Impress your family and friends with this Porcini Mushroom Red Wine Reduction that combines savory and rich porcini mushrooms with red wine to add umami flavors to your favorite dishes!
Author Karen @ The Tasty Bite

Ingredients

  • 1 oz dried porcini mushrooms
  • ½ cup hot water
  • 4 tbsps unsalted butter divided
  • ¼ cup shallots minced
  • 2 cloves garlic minced
  • 2 carrots peeled and sliced
  • 2 tbsps tomato paste
  • 2 cups dry red wine
  • 2 sprigs of fresh thyme or ¼ tsp of dried thyme
  • 1 tbsp sugar
  • Sea salt and pepper to taste

Instructions

  • Soak porcini mushrooms in hot water for at least 30 minutes. Set aside, reserving the liquid.
  • In a medium saucepan, sauté shallots, garlic, and carrots in two tablespoons of butter over medium heat for about 5 minutes, until the shallots are lightly browned.
  • Stir in the tomato paste and cook for about 2 minutes.
  • Deglaze the pan with the wine, scraping the bits and pieces that have stuck to the pan.

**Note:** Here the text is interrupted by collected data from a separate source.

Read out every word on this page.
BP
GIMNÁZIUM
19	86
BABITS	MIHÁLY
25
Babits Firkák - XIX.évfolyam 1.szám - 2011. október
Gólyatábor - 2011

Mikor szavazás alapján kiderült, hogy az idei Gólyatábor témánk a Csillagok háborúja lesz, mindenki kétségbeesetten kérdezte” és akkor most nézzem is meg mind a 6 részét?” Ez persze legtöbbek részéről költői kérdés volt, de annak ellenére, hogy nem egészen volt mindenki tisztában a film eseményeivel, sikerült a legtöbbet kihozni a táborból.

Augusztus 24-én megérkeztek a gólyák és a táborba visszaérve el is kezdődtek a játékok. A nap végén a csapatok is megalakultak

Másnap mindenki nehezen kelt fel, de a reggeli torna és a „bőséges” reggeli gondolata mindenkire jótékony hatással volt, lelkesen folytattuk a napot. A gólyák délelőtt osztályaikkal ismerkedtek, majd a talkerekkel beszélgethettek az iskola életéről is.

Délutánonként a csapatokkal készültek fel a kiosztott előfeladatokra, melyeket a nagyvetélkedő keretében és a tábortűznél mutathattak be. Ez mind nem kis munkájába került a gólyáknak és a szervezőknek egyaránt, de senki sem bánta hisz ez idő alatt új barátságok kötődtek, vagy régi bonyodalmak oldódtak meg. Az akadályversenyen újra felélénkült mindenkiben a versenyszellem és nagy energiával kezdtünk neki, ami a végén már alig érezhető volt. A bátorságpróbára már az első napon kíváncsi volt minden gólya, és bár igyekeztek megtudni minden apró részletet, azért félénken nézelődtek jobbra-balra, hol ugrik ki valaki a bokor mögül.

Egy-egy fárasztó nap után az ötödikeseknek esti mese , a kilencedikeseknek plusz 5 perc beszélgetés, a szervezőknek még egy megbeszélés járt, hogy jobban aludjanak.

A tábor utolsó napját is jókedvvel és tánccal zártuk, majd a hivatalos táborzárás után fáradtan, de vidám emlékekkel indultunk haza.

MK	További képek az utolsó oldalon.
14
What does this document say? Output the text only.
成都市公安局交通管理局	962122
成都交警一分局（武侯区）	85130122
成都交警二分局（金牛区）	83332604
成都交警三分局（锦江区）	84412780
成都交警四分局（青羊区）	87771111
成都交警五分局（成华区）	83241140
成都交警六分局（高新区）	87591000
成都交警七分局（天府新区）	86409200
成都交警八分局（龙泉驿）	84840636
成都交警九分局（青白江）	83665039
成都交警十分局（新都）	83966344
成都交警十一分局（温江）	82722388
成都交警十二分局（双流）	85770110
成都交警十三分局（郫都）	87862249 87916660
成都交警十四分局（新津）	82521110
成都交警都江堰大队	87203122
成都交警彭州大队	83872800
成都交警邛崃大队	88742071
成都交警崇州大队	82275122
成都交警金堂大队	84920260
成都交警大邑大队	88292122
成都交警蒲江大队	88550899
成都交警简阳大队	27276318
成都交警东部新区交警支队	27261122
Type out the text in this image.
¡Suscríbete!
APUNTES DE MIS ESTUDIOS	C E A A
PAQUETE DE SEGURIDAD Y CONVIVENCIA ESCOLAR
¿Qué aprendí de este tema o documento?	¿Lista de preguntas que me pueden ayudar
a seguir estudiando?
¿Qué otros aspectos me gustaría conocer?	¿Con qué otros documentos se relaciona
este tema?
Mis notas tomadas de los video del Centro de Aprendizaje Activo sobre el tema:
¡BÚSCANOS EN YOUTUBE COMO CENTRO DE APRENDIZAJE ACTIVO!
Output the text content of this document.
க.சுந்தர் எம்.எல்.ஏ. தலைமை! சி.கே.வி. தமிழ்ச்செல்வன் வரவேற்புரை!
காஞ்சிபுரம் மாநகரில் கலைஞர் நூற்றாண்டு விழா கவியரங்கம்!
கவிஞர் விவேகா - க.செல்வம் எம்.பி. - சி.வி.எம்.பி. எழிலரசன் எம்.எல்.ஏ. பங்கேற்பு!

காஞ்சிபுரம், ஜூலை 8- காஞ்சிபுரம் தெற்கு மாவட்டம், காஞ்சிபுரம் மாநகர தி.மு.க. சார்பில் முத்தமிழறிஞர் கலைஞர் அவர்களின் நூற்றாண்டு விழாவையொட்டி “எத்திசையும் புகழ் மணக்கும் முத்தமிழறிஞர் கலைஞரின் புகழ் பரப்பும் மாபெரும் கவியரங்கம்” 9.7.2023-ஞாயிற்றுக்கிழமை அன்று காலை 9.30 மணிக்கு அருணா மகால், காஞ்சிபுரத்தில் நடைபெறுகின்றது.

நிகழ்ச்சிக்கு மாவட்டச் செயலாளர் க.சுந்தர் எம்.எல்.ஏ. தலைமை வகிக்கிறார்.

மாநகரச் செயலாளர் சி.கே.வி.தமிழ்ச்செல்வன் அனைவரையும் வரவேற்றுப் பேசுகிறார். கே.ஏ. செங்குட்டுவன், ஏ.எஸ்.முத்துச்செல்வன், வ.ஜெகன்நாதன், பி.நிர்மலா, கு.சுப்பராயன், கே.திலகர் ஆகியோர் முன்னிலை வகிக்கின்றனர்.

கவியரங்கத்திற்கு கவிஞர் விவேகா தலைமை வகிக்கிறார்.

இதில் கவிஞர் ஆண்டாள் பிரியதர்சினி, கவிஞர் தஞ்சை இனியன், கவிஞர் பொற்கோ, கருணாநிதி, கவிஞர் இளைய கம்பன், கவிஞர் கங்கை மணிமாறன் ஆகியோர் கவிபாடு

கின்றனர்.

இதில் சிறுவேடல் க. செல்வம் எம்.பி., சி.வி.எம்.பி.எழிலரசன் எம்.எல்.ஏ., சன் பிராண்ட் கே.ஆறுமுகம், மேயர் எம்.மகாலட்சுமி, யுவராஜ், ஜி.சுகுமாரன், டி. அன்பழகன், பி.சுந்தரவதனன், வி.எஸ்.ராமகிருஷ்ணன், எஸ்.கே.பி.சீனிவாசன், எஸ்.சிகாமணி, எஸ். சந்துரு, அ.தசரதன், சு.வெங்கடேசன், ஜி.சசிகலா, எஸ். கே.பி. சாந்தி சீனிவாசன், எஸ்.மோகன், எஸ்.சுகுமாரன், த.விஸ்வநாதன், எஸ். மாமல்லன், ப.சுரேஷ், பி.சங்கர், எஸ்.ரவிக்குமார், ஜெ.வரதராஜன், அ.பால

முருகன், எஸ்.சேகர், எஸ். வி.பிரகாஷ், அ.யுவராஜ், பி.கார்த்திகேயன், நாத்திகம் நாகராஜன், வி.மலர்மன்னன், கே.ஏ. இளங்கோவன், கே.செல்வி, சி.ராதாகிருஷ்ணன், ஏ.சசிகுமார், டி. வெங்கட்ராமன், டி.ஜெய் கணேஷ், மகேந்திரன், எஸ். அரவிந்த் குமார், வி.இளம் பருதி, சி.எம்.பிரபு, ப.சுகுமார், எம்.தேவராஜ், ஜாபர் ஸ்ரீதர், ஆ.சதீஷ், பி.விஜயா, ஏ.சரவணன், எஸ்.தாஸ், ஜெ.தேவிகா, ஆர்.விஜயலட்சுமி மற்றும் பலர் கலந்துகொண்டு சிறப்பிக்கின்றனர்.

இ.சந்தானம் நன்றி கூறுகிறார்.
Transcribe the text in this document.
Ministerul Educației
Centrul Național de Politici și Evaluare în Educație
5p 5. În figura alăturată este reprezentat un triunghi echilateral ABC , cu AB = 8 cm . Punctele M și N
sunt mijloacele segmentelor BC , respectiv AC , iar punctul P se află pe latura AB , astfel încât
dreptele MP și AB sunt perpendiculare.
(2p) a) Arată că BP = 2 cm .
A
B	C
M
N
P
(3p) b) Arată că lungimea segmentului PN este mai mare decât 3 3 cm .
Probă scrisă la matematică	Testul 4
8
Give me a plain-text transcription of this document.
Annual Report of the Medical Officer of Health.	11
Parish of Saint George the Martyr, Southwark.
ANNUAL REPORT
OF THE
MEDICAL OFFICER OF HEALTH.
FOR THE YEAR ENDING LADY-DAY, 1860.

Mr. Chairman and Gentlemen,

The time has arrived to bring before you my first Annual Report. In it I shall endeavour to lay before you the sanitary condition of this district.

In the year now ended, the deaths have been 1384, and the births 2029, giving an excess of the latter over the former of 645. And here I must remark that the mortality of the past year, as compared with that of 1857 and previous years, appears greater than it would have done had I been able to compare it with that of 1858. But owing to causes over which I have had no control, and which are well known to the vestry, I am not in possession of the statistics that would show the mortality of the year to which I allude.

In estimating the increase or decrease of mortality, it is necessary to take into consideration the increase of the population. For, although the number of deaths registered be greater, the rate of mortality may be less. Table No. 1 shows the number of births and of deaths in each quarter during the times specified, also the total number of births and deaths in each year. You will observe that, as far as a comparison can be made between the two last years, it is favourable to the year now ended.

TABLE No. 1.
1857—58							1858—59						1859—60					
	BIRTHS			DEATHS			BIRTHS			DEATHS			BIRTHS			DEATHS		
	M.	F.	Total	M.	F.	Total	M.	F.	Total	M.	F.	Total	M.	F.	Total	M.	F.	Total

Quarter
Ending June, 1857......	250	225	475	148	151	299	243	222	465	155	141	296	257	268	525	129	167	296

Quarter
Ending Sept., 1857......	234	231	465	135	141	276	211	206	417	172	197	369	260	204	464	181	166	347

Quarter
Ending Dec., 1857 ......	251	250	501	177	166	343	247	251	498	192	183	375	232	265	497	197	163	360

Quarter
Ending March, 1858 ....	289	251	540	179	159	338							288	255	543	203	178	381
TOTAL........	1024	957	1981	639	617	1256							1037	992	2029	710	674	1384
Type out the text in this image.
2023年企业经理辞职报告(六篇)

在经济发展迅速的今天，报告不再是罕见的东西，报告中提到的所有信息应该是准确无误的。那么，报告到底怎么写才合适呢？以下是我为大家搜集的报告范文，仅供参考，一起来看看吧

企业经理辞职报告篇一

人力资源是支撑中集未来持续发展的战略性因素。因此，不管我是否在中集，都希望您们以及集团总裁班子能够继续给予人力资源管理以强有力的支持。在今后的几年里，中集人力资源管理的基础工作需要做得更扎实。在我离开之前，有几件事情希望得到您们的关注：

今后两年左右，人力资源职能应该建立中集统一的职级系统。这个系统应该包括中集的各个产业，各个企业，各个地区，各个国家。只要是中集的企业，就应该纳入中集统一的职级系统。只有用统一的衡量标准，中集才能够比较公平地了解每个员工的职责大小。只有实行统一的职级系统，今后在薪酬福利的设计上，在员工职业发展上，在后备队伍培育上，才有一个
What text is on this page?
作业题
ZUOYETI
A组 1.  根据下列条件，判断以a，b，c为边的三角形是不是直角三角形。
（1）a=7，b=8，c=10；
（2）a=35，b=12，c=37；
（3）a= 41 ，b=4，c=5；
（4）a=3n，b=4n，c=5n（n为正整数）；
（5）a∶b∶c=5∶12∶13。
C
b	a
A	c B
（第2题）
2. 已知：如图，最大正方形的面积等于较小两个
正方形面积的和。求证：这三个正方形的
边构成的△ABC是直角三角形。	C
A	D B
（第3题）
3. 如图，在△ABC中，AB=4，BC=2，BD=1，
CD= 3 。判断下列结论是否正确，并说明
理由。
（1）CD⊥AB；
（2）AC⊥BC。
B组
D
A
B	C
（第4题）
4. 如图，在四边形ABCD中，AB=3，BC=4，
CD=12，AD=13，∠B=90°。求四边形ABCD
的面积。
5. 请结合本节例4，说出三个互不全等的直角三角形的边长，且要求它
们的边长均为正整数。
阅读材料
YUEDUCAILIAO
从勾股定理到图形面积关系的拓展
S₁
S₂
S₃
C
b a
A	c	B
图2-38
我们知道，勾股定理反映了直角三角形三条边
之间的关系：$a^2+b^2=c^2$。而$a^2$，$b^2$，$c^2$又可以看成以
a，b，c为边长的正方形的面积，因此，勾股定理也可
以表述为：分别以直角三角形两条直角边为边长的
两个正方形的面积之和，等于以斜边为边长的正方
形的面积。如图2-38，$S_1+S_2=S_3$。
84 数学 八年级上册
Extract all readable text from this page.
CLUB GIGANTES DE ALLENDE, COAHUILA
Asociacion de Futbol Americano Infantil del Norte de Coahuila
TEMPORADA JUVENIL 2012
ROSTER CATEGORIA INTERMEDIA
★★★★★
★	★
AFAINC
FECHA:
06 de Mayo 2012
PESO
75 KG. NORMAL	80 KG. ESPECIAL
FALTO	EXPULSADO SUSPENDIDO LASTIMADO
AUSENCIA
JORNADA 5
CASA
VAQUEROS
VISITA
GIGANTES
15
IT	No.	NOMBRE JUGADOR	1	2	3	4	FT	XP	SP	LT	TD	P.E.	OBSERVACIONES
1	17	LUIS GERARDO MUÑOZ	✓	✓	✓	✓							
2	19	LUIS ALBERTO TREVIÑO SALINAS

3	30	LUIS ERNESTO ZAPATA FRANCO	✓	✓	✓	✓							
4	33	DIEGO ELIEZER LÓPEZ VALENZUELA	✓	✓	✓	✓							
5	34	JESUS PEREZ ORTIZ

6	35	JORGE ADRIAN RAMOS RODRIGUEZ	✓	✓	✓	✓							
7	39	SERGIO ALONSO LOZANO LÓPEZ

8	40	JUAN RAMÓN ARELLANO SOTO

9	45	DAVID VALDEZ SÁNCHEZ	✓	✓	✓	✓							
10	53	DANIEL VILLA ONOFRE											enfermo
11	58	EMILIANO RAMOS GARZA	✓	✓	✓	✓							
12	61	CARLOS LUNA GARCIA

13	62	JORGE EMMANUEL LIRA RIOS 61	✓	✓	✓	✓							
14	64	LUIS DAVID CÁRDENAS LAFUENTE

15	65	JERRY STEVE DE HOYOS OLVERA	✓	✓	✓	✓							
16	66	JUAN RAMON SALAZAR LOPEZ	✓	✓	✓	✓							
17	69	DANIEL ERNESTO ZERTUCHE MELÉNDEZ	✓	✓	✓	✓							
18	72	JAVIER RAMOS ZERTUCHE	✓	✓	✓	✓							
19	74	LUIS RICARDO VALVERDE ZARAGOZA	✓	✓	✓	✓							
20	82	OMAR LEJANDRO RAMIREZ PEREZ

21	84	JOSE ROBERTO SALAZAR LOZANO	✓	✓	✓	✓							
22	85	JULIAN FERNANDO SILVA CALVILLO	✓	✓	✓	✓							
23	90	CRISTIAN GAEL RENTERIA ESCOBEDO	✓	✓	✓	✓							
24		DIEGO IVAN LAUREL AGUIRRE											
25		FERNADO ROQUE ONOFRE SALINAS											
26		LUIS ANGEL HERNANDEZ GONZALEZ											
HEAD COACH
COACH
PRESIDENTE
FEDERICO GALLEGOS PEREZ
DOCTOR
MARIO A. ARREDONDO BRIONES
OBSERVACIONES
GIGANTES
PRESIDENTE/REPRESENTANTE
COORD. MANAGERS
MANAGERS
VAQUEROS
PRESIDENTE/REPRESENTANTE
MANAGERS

Stir in thyme, sugar, and porcini mushroom (with the liquid).
  • Bring to a boil over high heat, then lower the heat to a simmer, and cook until the liquid is reduced by half, about 15 minutes.
  • Remove from heat, add the reserved two tablespoons of butter and whisk until smooth.
  • Strain through a fine sieve into a saucer and keep warm until ready to serve.

Notes

*I've tried this recipe with Merlot, Malbec, and Syrah, and I liked them all. You don’t need to use the expensive, complex wines (as most of the subtle nuances are lost in the cooking process), but do stay away from the “cooking wines.” They contain additives like salt and reducing the wine down doesn't help the cause much.
*You can make the sauce ahead of time. Reheat in a saucepan under low heat, stirring constantly. Adding too much heat too quickly can cause the emulsion to break and the butter fat to separate.